Where to begin? I possibly have the world's worst MOH! So my MOH is my sister, my one and only sibling, you would think she would be happy that her younger sister is about to get married right? WRONG!
Granted my sister and I have never truly gotten along. But, I had hoped that by making her my MOH, it would bring us closer together and possibly start a new, friendly, relationship for us. Boy was I wrong. From day one, all she wanted to know was "who is paying for this?" When we picked out dresses for my bridesmaids, she threw a hissy fit (yes my thirty something year old big sis threw a hissy fit) about paying for her dress so I ended up paying for it.
She asked what MOH's duties were since she has never been one, and I told her plan the shower, bachelorette party & help me out with odds and ends. She then asked how she would plan all of this, and I said you can Google whatever you want & research it.
Long story short, she hasn't planned a thing!!! Luckily one of my bridesmaids offered to plan my bachelorette party for me. But it's now less than a month away and I have no shower planned because of course my MOH wants to know who's going to pay for the shower? Apparently it won't be her!!! She still hasn't given me any ideas, themes, or asked me anything about my shower besides who's going to pay? So I'm going to somehow plan my own shower... KILL ME!!!!!!!
I want to tell her what I think of her, but my parents would probably kill me.
Re: MOH Rant
If no one offers to throw parties, you do without. You don't plan your own shower. Also, you shouldn't have expected her to change...if you weren't close to her, why did you ask her to be your MOH?
That's just what I've learned on the etiquette board.
my sister and I arent so close, so I chose a really good friend to be my MOH instead. It was a really good decision for me...
My Bio
[QUOTE]I'm sorry that you're dealing with this...while I aggree with some of the PP, I think it brings the "getting married" feeling alive having these symbolic things that most brides get to have.
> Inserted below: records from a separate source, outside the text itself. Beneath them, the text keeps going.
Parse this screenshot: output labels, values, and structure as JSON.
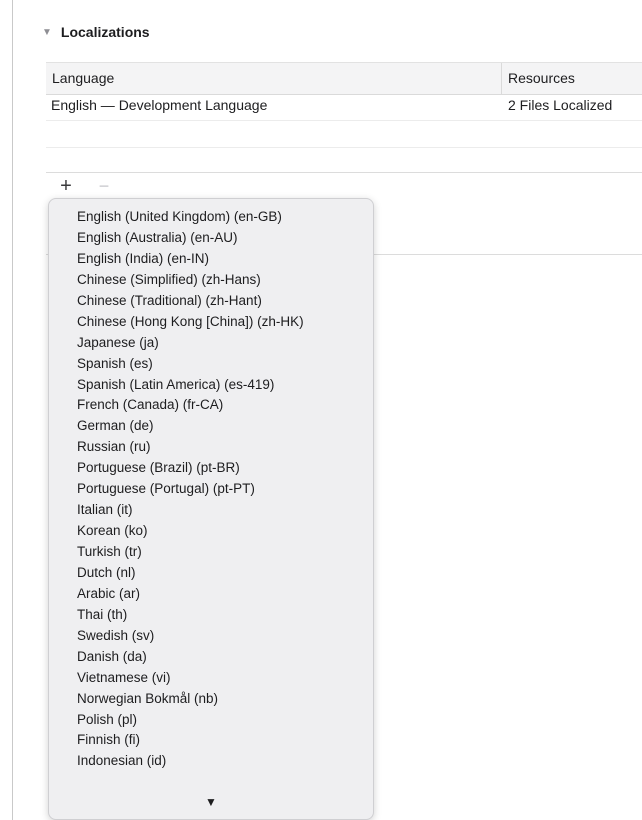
{
  "section": {
    "disclosure_glyph": "▼",
    "title": "Localizations"
  },
  "table": {
    "headers": {
      "language": "Language",
      "resources": "Resources"
    },
    "rows": [
      {
        "language": "English — Development Language",
        "resources": "2 Files Localized"
      }
    ]
  },
  "controls": {
    "add_glyph": "+",
    "remove_glyph": "−"
  },
  "dropdown": {
    "items": [
      "English (United Kingdom) (en-GB)",
      "English (Australia) (en-AU)",
      "English (India) (en-IN)",
      "Chinese (Simplified) (zh-Hans)",
      "Chinese (Traditional) (zh-Hant)",
      "Chinese (Hong Kong [China]) (zh-HK)",
      "Japanese (ja)",
      "Spanish (es)",
      "Spanish (Latin America) (es-419)",
      "French (Canada) (fr-CA)",
      "German (de)",
      "Russian (ru)",
      "Portuguese (Brazil) (pt-BR)",
      "Portuguese (Portugal) (pt-PT)",
      "Italian (it)",
      "Korean (ko)",
      "Turkish (tr)",
      "Dutch (nl)",
      "Arabic (ar)",
      "Thai (th)",
      "Swedish (sv)",
      "Danish (da)",
      "Vietnamese (vi)",
      "Norwegian Bokmål (nb)",
      "Polish (pl)",
      "Finnish (fi)",
      "Indonesian (id)"
    ],
    "scroll_down_glyph": "▼"
  }
}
I know I would be hurt if a shower wasn't planned for me so I know your hurt, especiall beasue your MOH is your sister and you would want her to care enough, as my MOH's are my sisters also. Sorry for the hurt this is causing you. I hope you have a great time at your bachelorette party!!
Posted by inhisname2010[/QUOTE]
this exactly. I say F ettiquette. I'd be heartbroken. Its not about getting gifts. Its about having the full experience and not feeling cheated. Call me a selfish brat, but I would feel cheated. I'm sorry you're experiencing that. Enjoy your B-party and really relish your wedding. Although these things are part of the experience to me also, the big day is really the one that matters.